The Hello Time cannot be longer than the Max. Age; otherwise, a configuration error will
occur.
Max. Age – The Max Age can be from 6 to 40 seconds. At the end of the Max Age, if a BPDU has still not been received from
the Root Bridge, your Switch will start sending its own BPDU to all other Switches for permission to become the Root Bridge. If it
turns out that your Switch has the lowest Bridge Identifier, it will become the Root Bridge.
Forward Delay Timer – The Forward Delay can be from 4 to 30 seconds. This is the time any port on the
Switch spends in the listening state while moving from the blocking state to the forwarding state.
Observe the following formulas when setting the above parameters:
Max. Age _ 2 x (Forward Delay - 1 second)
Max. Age _ 2 x (Hello Time + 1 second)
Port Priority – A Port Priority can be from 0 to 240. The lower the number, the greater the probability the port will be chosen as
the Root Port.
Port Cost – A Port Cost can be set from 0 to 200000000. The lower the number, the greater the probability the port will be
chosen to forward packets.
3. Illustration of STP
A simple illustration of three switches connected in a loop is depicted in the below diagram. In this example, you can anticipate
some major network problems if the STP assistance is not applied.
If switch A broadcasts a packet to switch B, switch B will broadcast it to switch C, and switch C will broadcast it to back to switch
A and so on. The broadcast packet will be passed indefinitely in a loop, potentially causing a network failure. In this example,
STP breaks the loop by blocking the connection between switch B and C. The decision to block a particular connection is based
on the STP calculation of the most current Bridge and Port settings.

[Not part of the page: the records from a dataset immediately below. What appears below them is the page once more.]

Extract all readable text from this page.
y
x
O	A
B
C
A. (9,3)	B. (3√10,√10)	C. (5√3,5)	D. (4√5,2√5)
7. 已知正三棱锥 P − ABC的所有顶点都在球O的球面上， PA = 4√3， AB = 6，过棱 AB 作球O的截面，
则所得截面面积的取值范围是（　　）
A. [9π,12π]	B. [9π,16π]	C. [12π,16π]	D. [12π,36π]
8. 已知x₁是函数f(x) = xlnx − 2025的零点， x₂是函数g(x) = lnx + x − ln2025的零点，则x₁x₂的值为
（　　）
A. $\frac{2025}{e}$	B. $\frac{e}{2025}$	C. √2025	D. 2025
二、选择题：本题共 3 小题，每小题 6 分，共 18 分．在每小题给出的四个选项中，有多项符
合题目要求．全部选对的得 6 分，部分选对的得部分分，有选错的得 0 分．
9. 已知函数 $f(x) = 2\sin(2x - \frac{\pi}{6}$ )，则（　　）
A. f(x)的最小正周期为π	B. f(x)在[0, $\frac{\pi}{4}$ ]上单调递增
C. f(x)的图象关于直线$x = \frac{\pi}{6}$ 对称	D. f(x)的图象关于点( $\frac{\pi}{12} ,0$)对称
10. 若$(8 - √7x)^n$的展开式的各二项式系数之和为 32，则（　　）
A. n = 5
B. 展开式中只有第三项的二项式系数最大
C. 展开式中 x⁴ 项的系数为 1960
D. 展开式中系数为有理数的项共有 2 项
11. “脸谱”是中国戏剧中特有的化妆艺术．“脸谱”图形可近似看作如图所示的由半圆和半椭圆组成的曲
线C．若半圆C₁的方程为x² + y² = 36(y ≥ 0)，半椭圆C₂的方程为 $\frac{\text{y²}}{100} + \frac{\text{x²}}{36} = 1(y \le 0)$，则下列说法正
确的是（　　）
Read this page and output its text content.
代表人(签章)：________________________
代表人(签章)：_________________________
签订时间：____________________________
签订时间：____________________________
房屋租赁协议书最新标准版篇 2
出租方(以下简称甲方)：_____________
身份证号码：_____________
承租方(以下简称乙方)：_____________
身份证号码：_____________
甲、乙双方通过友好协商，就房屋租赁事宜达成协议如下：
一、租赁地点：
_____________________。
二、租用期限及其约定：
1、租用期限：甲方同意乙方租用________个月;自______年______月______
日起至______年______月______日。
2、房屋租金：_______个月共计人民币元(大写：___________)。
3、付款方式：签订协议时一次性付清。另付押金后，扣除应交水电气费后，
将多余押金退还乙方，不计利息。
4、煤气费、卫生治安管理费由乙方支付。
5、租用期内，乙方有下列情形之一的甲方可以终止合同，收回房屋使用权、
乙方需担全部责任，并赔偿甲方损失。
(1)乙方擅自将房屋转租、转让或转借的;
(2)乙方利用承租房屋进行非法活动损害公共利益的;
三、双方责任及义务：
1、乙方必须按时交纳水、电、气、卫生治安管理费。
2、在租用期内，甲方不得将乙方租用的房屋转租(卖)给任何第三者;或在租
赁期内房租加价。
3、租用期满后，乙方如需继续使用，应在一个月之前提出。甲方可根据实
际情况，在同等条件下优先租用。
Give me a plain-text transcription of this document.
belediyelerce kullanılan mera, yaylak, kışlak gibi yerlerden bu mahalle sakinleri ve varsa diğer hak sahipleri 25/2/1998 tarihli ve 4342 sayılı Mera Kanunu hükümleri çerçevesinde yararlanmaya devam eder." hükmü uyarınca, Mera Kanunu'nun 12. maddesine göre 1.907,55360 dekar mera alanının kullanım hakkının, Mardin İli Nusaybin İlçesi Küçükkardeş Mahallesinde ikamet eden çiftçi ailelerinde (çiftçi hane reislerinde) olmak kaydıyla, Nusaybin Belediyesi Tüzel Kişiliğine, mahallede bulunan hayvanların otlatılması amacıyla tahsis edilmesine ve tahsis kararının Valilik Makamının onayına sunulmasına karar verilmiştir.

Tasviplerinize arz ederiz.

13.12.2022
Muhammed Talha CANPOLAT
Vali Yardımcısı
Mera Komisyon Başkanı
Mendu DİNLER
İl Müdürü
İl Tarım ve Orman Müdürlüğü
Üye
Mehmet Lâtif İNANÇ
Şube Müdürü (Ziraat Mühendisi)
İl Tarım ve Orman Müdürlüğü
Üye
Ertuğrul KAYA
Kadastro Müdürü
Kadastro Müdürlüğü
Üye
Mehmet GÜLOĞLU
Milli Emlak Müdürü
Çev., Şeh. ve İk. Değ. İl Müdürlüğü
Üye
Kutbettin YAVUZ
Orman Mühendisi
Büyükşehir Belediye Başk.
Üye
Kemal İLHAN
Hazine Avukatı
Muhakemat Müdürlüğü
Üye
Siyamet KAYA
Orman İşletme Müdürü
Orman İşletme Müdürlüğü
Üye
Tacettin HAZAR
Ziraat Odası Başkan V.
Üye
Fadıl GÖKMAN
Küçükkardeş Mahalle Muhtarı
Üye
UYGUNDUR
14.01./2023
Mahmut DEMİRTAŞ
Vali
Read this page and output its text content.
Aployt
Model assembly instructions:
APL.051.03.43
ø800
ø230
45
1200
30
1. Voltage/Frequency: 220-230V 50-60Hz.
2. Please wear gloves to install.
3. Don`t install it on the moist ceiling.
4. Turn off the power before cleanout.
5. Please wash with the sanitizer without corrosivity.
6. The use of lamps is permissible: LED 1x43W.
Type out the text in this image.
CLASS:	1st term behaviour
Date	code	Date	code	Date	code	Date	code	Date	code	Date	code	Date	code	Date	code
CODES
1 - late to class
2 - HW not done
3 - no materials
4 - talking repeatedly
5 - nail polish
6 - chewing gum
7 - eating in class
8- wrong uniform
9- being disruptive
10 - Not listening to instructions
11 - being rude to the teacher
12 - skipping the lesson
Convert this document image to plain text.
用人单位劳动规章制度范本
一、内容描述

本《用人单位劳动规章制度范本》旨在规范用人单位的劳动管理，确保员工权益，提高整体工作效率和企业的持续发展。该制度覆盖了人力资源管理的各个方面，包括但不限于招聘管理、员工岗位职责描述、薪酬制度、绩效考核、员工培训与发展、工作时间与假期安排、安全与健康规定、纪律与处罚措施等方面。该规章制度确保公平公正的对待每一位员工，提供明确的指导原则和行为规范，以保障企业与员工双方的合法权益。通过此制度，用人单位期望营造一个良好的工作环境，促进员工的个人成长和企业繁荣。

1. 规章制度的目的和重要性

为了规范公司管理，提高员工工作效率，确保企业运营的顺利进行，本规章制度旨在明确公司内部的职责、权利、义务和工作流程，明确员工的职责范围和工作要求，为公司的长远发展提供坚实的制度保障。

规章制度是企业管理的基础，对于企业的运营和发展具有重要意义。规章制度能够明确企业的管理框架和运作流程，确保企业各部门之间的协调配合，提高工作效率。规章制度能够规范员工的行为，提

Now, if switch A broadcasts a packet to switch C, then switch C will drop the packet at port 2 and the broadcast will end there.
Setting-up STP using values other than the defaults, can be complex. Therefore, you are advised to keep the default factory
settings and STP will automatically assign root bridges/ports and block loop connections. Influencing STP to choose a particular
switch as the root bridge using the Priority setting, or influencing STP to choose a particular port to block using the Port Priority
and Port Cost settings is, however, relatively straight forward.